If Joe Biden and Kamala Harris are elected, then maybe some sanity will be restored. Those fossil fuels companies that decide to go with the flow will be free to find new business plans, and with luck they will do it fast enough to position themselves to make a lot of money in only a very few years. Some are already looking at hydrogen, as Tina Casey pointed out in a recent CleanTechnica article. Heck, we might even start recovering from our losses in Trump’s trade war on China.
On the other hand, if Trump is re-elected and we continue with our burn, pillage, and rape approach to the environment, our losses will mount ever faster. With Trump’s indiscriminate destruction, businesses in all sectors would risk going down the tubes fast – unless they have invested in behind-the-meter solar and storage systems, and that includes fossil fuels. And it looks like some of them know it.
But then I don’t think Trump will win. He says he wants to defund the Post Office to prevent a fraudulent mail-in vote. And he is pushing his followers to ignore Covid-19 precautions. Interesting combination.

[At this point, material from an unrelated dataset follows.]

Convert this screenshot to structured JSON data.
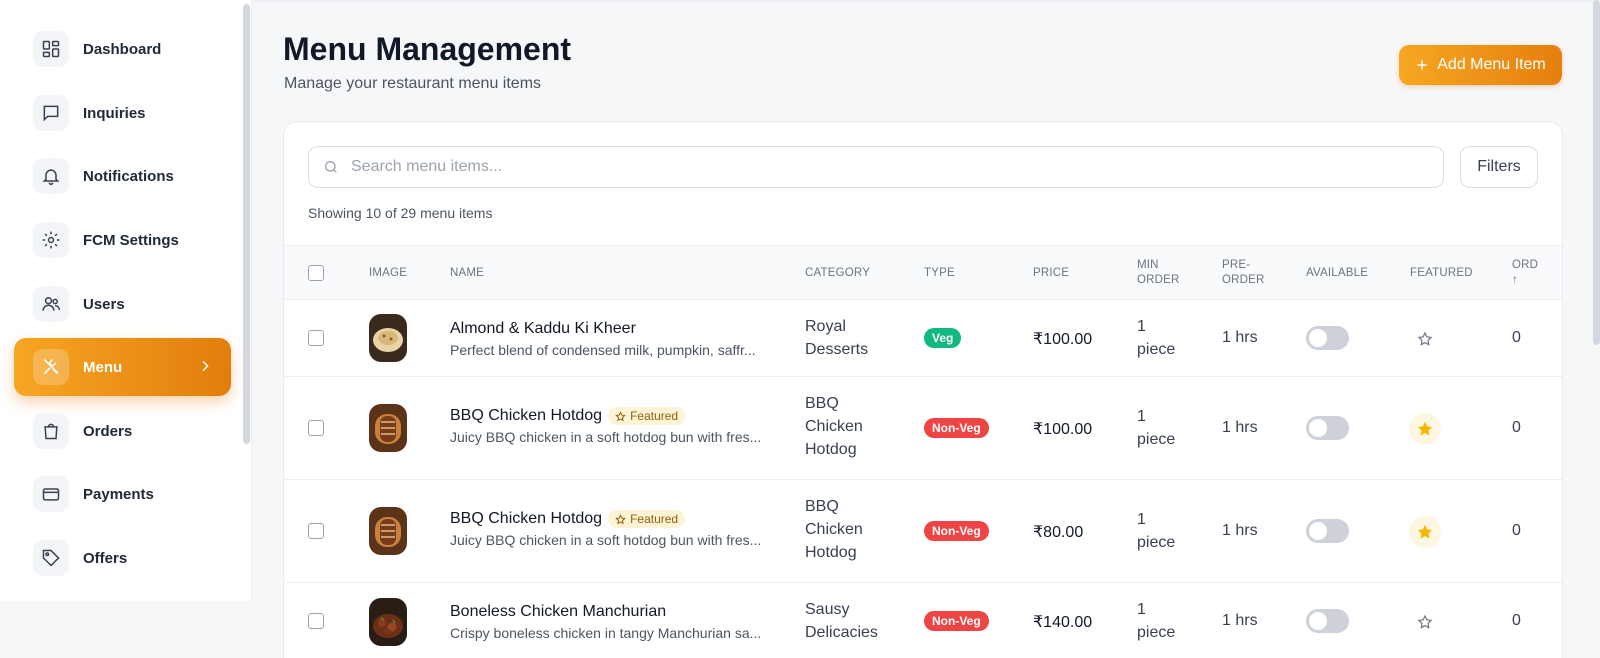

When Will Fossil Fuels Fail?
Three years after it was published, Steve Hanley’s CleanTechnica article on Tony Seba’s predictions is still worth reading. Seba believed the industry would decline rather rapidly after hitting a peak in 2020. And it looks like he might have been pretty close to correct, despite things that he could not have predicted.
Though my reasoning is a little different from his (and certainly not as deep), my view is very like Seba’s: Fossil fuels businesses are in a hopeless position, unless they undergo metamorphosis. I expect it will be a bumpy ride for a while, but I see nothing that could drive a recovery and all the things I have mentioned will continue to cause decline.

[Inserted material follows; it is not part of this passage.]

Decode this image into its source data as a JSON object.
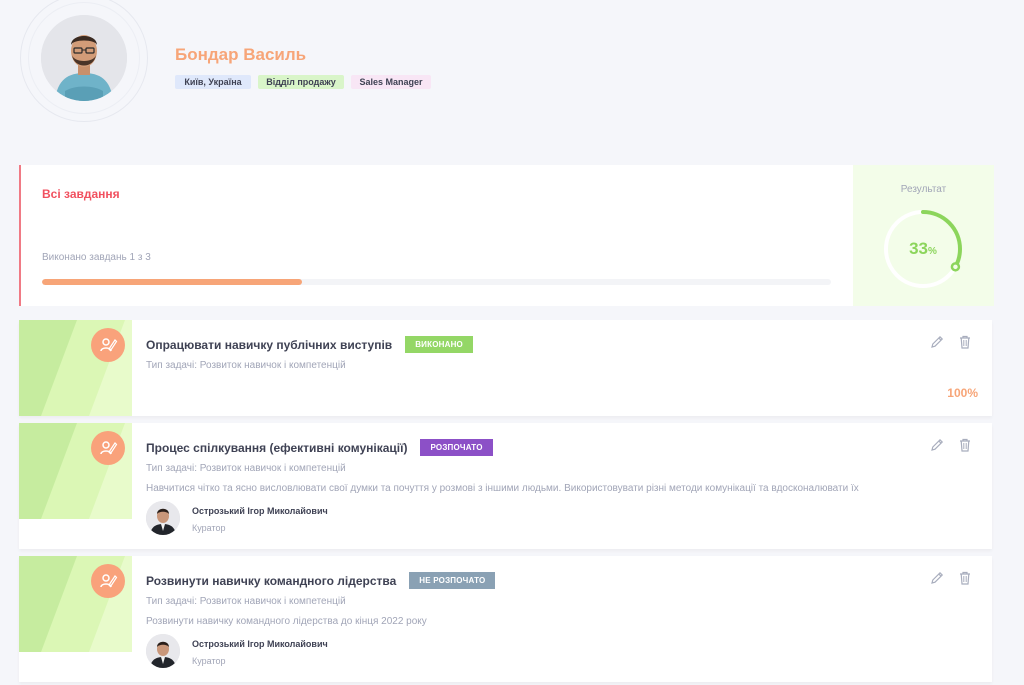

I think the terminal condition of fossil fuels is already in sight, and it will be clearly in sight for all but the most deluded within five years. I expect a final collapse will be under way within another five. Take that as before the end of 2030 and possibly well before that.
My only big worry (aside from Trump’s threat to the American democracy) is that the longer we take to get to dealing with the environment, the worse things will get.
Disclosure: I voted pretty much straight Republican from 1968 until 2004, when I realized that the Republican Party leadership was on paid leave of absence from rational thinking on science. I don’t disagree with the old Republican Party I once knew, just with the small minority that took it over and subverted it entirely to achieve its own un-American activities. I continue to support the environmental goals of people like Theodore Roosevelt, and Richard Nixon – including protecting federal land and supporting the E.P.A.
Photo: Lakeview No. 1 gusher. Unknown author, 1910. Public Domain. Wikimedia Commons.